Bana Le Milieu'yu takip ettiklerini ve tekliflerini kabul etmemi söyledi.
Él me dijo que habían estado observando a Le Milieu y estaban al tanto de la oferta que me instaba a aceptar.
Le Milieu'ya sızmıştım.
Estaba incrustado con Le Milieu.
Çok önemli bir şey. Le Milieu ile olan işim beni başka suç örgütleriyle buluşturdu. Onların da sırlarını almaya başladım.
Y como mi trabajo con Le Milieu me puso en contacto con otras organizaciones criminales, empecé a recolectar sus secretos también.
Le Milieu'nun Diogenes'teki varlığından şüphelenen sendin.
Fuiste tú quien empezó a sospechar de la presencia de Le Milieu en el Diógenes.
Mycroft dün gece 3 Le Milieu askerinin öldürüldüğünü söyledi.
Mycroft dijo que tres soldados de Le Milieu fueron asesinados anoche.
Fransız istihbaratının, bu adamın Le Milieu örgütü içinde yüksek mevkili bir komutan olduğu konusunda şüpheleri vardı.
La DST francesa lleva tiempo sospechando que es un lugarteniente de alto rango en La Milieu.
Sadece arkadaşımın restorantının Le Milieu tarafından istila edildiğini bilmesini istedim.
Solo pensé que mi amigo debía saber que Le Millieu frecuentaba su restaurante, eso es todo.
Örneğin, Le Milieu'daki yeni arkadaşların gibi.
Individuos como tus nuevos amigos de Le Milieu, - por ejemplo. - Es más que eso.
Ben bu işi bitirdikten sonra bu davayı çözdükten sonra polise gideceksin, onlara Le Milieu hakkında bildiğin her şeyi anlatacaksın.
Después de que esto se acabe... después de que lo haya logrado... acudirás a la policía, les contarás todo lo que sabes sobre Le Milieu.
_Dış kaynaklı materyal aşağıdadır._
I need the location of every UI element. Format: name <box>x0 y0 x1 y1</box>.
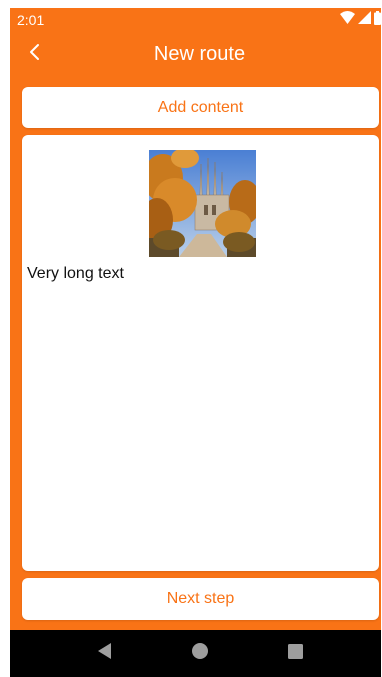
nav-recents-button[interactable] <box>275 630 315 677</box>
status-icons <box>340 10 381 30</box>
battery-icon <box>374 10 381 30</box>
nav-home-button[interactable] <box>180 630 220 677</box>
app-bar: New route <box>10 34 381 80</box>
next-step-label: Next step <box>166 590 235 607</box>
status-bar: 2:01 <box>10 8 381 34</box>
next-step-button[interactable]: Next step <box>22 578 379 620</box>
page-title: New route <box>153 43 246 65</box>
system-nav-bar <box>10 630 381 677</box>
signal-icon <box>358 11 371 29</box>
route-photo[interactable] <box>149 150 256 257</box>
add-content-button[interactable]: Add content <box>22 87 379 128</box>
nav-back-button[interactable] <box>85 630 125 677</box>
content-card: Very long text <box>22 135 379 571</box>
wifi-icon <box>340 11 355 29</box>
app-screen: 2:01 New route Add content Very long tex… <box>10 8 381 677</box>
back-nav-icon <box>98 643 112 664</box>
status-time: 2:01 <box>17 12 45 28</box>
add-content-label: Add content <box>157 98 244 116</box>
content-text: Very long text <box>27 265 124 282</box>
home-nav-icon <box>192 643 208 664</box>
recents-nav-icon <box>287 643 303 664</box>
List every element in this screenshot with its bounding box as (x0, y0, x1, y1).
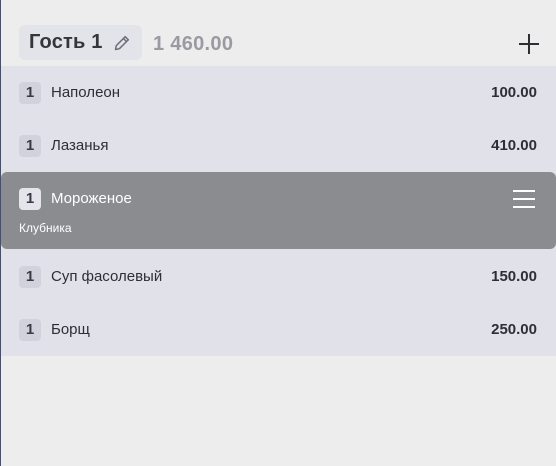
item-name: Мороженое (51, 190, 132, 207)
order-item-list: 1 Наполеон 100.00 1 Лазанья 410.00 1 Мор… (1, 66, 556, 356)
item-quantity: 1 (19, 135, 41, 157)
item-price: 250.00 (491, 321, 537, 338)
order-item-lasagna[interactable]: 1 Лазанья 410.00 (1, 119, 556, 172)
item-name: Борщ (51, 321, 90, 338)
order-item-borscht[interactable]: 1 Борщ 250.00 (1, 303, 556, 356)
order-item-napoleon[interactable]: 1 Наполеон 100.00 (1, 66, 556, 119)
item-name: Суп фасолевый (51, 268, 163, 285)
item-quantity: 1 (19, 266, 41, 288)
item-price: 100.00 (491, 84, 537, 101)
hamburger-icon[interactable] (512, 188, 536, 210)
order-item-ice-cream-selected[interactable]: 1 Мороженое Клубника (1, 172, 556, 249)
guest-header: Гость 1 1 460.00 (1, 0, 556, 66)
item-price: 150.00 (491, 268, 537, 285)
order-item-bean-soup[interactable]: 1 Суп фасолевый 150.00 (1, 250, 556, 303)
item-quantity: 1 (19, 188, 41, 210)
pencil-icon[interactable] (112, 33, 132, 53)
item-quantity: 1 (19, 319, 41, 341)
guest-name-chip[interactable]: Гость 1 (19, 25, 142, 60)
guest-total: 1 460.00 (153, 33, 234, 55)
item-quantity: 1 (19, 82, 41, 104)
guest-name: Гость 1 (29, 31, 103, 53)
item-modifier: Клубника (19, 221, 72, 235)
item-price: 410.00 (491, 137, 537, 154)
plus-icon[interactable] (518, 33, 540, 55)
item-name: Наполеон (51, 84, 121, 101)
item-name: Лазанья (51, 137, 109, 154)
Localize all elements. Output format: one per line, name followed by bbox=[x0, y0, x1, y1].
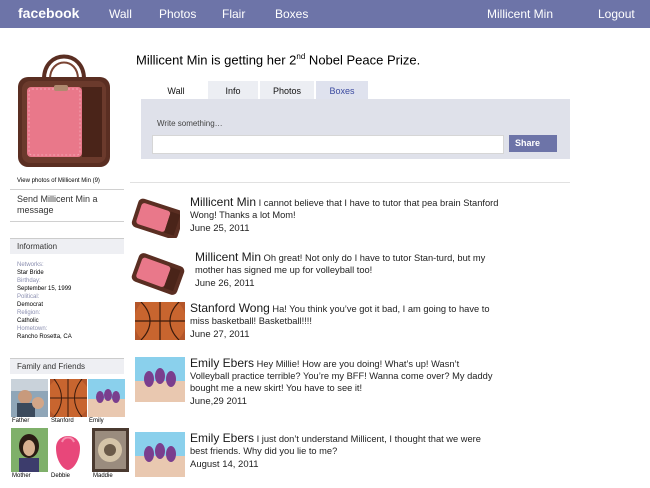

Eğer Norman'ı bizden önce bulurlarsa, Joan için takas yapacak hiçbir şeyimiz olmaz, sonra da Le Milieu'daki arkadaşların onu öldürür.
Si encuentran a Norman antes que nosotros, no tendremos nada para intercambiarlo por Joan y entonces tus amigos de Le Milieu la matarán.
Le Milieu'nun yarısını tutukladık Kardeşini kurtarmak için
Arrestamos a la mitad de Le Milieu para sacar del apuro a tu hermano.